LAHIRNYA UU No 40 tahun 1999 tentang Pers di awal reformasi merupakan harapan besar bagi hidupnya independensi media sebagai pilar keempat demokrasi (fourth estate). Roh dan semangat undang-undang tersebut juga punya hakikat "melepaskan" pengaruh kekuasaan dari aktifitas pers.

Karena pers adalah pilar keempat demokrasi, maka pers dibutuhkan agar tidak terjadi penyalahgunaan kekuasaan (abuse of power) oleh penyelenggara kekuasaan negara, karena itu diperlukan pers yang independen, bebas dari pengaruh kekuasaan mana pun, termasuk pengaruh kekuasaan pemilik media.

Pengaruh pemerintah pada pers pada hakekatnya merupakan masuknya pengaturan apapun terhadap usaha pers oleh pemerintah seperti yang dilakukan di era orde baru, dimana pemerintah melalui Departemen Penerangan, bisa membuat "rambu-rambu" untuk gerak media.

Meski pers independen, namun sebagai bagian dari kehidupan bernegara, pers membutuhkan hubungan dengan kekuasaan tanpa ikatan formil.
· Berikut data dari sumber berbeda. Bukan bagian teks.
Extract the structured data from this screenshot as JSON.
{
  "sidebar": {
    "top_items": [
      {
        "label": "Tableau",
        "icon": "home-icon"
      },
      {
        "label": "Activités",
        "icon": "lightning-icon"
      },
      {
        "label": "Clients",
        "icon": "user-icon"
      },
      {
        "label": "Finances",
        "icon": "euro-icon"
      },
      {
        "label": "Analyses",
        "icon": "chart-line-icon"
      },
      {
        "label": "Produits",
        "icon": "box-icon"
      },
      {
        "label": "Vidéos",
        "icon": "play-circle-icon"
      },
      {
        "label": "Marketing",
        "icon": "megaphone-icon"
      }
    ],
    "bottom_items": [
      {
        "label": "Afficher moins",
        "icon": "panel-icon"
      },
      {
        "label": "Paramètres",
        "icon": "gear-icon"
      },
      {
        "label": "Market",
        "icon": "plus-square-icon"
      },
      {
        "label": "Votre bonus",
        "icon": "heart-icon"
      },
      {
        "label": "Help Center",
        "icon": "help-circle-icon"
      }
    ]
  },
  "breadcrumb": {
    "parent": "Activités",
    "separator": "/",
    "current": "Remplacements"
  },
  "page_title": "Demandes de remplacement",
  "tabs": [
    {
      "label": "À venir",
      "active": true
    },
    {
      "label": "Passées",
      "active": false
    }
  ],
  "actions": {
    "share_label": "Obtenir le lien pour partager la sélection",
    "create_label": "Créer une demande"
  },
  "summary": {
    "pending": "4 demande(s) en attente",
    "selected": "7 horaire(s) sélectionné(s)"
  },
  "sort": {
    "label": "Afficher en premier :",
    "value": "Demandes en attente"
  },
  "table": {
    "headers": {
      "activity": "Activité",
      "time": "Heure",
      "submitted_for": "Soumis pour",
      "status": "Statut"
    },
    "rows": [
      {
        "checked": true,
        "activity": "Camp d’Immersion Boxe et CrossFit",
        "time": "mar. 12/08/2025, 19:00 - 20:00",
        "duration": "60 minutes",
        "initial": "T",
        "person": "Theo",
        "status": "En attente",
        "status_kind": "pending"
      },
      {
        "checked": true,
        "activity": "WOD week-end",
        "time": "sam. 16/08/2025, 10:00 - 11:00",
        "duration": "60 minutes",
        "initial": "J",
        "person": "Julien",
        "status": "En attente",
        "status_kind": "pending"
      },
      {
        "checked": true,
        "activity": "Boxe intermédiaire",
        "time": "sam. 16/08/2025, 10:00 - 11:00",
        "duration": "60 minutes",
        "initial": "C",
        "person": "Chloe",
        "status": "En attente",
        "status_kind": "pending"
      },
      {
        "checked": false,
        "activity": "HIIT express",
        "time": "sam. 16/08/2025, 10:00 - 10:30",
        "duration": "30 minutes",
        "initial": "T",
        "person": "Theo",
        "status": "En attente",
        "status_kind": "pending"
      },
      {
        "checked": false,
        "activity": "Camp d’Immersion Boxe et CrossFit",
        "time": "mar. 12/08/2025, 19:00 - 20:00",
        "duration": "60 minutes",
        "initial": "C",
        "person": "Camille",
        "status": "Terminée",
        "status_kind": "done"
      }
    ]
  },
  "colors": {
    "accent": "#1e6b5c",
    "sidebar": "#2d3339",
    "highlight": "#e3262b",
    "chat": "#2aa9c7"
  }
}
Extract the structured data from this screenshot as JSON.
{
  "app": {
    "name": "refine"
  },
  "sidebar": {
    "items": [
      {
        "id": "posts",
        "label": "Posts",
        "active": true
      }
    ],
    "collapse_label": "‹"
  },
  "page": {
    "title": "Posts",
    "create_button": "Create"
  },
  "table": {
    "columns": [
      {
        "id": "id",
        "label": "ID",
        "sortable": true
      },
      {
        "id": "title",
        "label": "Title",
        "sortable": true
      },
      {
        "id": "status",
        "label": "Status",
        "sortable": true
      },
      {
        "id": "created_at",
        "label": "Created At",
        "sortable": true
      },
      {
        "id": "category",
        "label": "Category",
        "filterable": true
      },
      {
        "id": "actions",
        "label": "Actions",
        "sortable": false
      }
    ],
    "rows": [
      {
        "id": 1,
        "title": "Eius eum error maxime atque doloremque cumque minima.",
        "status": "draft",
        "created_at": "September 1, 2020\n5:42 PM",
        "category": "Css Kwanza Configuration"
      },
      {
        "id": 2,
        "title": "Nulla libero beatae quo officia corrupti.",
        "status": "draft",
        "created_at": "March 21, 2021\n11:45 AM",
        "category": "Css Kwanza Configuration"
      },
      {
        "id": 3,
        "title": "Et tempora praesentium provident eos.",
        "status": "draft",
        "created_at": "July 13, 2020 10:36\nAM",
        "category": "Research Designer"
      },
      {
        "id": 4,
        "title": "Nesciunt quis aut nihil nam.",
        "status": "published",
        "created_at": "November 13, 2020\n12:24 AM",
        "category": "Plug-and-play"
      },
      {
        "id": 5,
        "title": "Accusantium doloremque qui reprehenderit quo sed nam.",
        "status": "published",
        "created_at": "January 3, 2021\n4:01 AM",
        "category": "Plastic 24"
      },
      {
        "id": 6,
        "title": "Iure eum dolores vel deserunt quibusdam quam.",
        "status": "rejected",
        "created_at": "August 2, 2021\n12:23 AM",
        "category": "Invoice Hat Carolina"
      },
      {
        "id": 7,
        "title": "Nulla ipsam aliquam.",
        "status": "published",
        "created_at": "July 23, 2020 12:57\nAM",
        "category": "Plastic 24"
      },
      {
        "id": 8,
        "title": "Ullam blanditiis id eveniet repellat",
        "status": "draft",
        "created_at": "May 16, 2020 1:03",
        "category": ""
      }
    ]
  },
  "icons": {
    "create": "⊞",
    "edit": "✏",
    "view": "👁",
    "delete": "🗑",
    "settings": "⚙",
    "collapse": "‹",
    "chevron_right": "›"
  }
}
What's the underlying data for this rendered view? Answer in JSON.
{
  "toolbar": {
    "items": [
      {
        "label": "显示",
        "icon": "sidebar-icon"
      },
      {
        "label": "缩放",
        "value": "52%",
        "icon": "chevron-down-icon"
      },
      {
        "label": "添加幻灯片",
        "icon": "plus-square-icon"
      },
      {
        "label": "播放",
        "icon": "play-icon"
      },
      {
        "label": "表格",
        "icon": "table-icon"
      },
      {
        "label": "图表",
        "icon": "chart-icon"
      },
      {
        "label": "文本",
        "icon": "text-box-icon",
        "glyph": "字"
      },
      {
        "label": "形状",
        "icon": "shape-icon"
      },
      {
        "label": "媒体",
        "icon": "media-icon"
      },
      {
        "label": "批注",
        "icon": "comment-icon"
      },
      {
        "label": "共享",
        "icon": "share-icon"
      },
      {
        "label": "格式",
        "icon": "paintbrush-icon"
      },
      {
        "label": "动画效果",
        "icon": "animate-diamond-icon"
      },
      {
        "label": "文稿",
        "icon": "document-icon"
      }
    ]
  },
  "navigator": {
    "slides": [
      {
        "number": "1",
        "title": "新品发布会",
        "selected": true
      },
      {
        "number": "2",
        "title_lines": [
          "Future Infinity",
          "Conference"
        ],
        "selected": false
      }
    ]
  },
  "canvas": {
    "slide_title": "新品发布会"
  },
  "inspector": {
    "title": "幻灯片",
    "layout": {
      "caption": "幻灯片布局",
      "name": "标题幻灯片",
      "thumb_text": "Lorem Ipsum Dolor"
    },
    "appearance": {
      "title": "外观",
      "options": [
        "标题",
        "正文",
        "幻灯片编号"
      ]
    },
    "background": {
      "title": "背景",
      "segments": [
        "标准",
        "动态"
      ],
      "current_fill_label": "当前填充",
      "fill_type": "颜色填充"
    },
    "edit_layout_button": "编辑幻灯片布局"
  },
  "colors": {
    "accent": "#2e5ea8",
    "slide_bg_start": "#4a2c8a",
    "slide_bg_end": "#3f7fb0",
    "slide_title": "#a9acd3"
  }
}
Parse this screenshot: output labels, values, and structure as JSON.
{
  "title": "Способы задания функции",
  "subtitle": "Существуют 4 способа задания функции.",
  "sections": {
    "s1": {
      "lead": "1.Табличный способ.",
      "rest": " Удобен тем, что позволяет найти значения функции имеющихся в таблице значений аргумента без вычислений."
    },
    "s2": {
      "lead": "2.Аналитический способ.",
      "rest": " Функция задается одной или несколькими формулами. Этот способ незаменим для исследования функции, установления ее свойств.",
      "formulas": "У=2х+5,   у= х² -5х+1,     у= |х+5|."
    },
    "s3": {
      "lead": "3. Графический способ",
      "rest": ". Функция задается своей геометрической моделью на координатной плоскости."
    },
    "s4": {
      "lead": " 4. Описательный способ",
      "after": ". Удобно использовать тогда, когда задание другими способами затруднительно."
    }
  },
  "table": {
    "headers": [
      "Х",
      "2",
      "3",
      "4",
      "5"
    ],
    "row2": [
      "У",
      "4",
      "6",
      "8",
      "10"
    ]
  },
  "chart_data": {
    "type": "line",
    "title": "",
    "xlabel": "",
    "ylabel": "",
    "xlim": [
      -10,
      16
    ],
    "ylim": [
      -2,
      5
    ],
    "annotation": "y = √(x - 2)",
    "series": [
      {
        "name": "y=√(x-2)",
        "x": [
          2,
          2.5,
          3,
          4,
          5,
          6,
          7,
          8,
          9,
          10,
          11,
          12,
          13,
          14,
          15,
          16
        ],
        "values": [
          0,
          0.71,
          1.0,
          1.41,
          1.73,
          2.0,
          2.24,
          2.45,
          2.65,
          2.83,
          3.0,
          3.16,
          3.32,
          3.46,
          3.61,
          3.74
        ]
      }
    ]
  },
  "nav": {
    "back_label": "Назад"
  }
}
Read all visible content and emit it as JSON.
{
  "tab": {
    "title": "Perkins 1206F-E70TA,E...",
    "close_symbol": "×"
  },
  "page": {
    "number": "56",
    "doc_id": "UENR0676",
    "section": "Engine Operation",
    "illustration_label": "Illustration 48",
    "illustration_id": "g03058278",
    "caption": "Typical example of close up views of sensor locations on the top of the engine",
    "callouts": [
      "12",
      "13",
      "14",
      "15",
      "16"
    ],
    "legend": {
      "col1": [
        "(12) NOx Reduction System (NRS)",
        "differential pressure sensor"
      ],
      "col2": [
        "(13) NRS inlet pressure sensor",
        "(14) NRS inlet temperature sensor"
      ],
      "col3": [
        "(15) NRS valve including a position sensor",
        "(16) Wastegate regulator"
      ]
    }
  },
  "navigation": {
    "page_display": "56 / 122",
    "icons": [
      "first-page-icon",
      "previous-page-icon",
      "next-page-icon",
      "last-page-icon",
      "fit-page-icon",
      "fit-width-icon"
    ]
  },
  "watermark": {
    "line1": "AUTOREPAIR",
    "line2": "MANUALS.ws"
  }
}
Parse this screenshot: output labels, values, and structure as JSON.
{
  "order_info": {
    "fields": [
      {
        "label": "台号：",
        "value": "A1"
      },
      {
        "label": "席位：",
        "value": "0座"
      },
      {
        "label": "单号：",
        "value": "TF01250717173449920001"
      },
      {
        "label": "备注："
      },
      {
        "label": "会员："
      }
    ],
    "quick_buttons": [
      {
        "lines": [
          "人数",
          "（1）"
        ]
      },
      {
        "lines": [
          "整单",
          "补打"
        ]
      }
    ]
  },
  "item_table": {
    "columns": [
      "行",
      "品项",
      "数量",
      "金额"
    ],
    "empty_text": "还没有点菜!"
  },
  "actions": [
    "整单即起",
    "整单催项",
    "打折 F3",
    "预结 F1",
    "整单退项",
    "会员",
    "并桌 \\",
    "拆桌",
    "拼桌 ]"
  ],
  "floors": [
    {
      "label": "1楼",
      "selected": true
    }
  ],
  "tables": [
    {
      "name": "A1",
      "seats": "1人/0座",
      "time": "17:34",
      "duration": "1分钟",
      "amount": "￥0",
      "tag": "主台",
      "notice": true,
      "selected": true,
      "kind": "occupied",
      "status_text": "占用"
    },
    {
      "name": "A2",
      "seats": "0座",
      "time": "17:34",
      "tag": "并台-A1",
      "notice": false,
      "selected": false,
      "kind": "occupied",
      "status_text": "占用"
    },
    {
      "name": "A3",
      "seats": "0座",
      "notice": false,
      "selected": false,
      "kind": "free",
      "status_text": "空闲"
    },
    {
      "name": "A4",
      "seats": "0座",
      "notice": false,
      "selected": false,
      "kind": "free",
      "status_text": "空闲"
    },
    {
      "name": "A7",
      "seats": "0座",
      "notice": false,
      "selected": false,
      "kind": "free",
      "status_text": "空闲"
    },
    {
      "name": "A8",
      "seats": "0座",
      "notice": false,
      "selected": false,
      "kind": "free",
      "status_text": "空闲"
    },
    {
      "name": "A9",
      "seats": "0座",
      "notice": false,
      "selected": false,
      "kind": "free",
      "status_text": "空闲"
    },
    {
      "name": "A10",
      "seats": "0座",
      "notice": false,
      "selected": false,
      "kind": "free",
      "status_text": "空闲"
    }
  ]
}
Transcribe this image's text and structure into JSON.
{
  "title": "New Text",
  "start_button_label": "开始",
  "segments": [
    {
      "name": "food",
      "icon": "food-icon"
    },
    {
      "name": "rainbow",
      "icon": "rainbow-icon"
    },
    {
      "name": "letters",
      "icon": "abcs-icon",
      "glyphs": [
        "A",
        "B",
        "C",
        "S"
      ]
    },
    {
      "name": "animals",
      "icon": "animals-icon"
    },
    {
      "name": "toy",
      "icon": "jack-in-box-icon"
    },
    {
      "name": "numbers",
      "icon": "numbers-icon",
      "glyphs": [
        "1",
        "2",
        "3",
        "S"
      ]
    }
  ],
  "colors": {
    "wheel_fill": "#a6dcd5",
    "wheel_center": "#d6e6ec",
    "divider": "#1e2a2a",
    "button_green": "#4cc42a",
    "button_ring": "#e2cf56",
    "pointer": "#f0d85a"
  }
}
Artinya, hubungan legislatif, yudikatif dan eksekutif dengan pers hanyalah hubungan dalam kerangka menjalan demokrasi sesuai dengan tujuannya, bukan untuk mencapai tujuan bersama.

Menilik regulasi pers di era reformasi, hampir seluruh isi UU No 40 tentang Pers sudah menjamin independensi pers, baik dari turunan peraturan maupun organ yang mendukung. Sayangnya, dalam implementasi hubungan dengan pemerintah, ada "garis api" yang tersentuh terutama dalam dukungan pemerintah untuk finansial perusahaan pers yang dapat mempengaruhi independensi pers.

Dalam banyak institusi pemerintahan, terutama daerah, terbangun konsensus "kerjasama media" yang dianggarkan khusus dalam Anggaran Pendapatan dan Belanja Daerah (APBD). Masuknya anggaran media sebagai satu pengeluaran daerah, pada hakekatnya adalah penyatuan tujuan antara pemerintah daerah dengan pers.

Menurut Kamus Besar Bahasa Indonesia (KBBI), kerjasama adalah kegiatan atau usaha yang dilakukan oleh beberapa orang (lembaga, pemerintah dan sebagainya) untuk mencapai tujuan bersama.

Artinya, jika ada anggaran kerjasama media di APBD, maka ada tujuan bersama yang diharapkan dari anggaran yang diberikan. Dengan demikian, bisa saja fungsi pers sebagai alat kontrol pemerintah dari penyalahgunaan kekuasaan menjadi rancu dan hilangnya sebagian peran pers sebagai penyalur aspirasi rakyat.

Anggaran media dalam APBD jika dilihat dari independensi pers bisa menjadi ikatan yang membelenggu media untuk menjadi pilar keempat demokrasi. Karena itu, perlu penghapusan dan pencabutan mata anggaran tersebut dari anggaran pemerintah dan mengembalikannya ke pasar. Dalam arti, jika pemerintah memerlukan dukungan media untuk sosialisasi sebuah produk pemerintah, anggaran bisa dimasukkan ke dalam item kegiatan.

Sebaliknya dengan penghapusan anggaran kerjasama media dari APBD -- sesuai dengan UU No 40 tahun 1999 pasal 3 ayat 2, pers bisa menjalankan fungsi sebagai lembaga ekonomi, yang bisa membangun hubungan ekonomi tanpa mempengaruhi fungsi dan peran pers. ***

• Penulis adalah praktisi media, tinggal di Pekanbaru.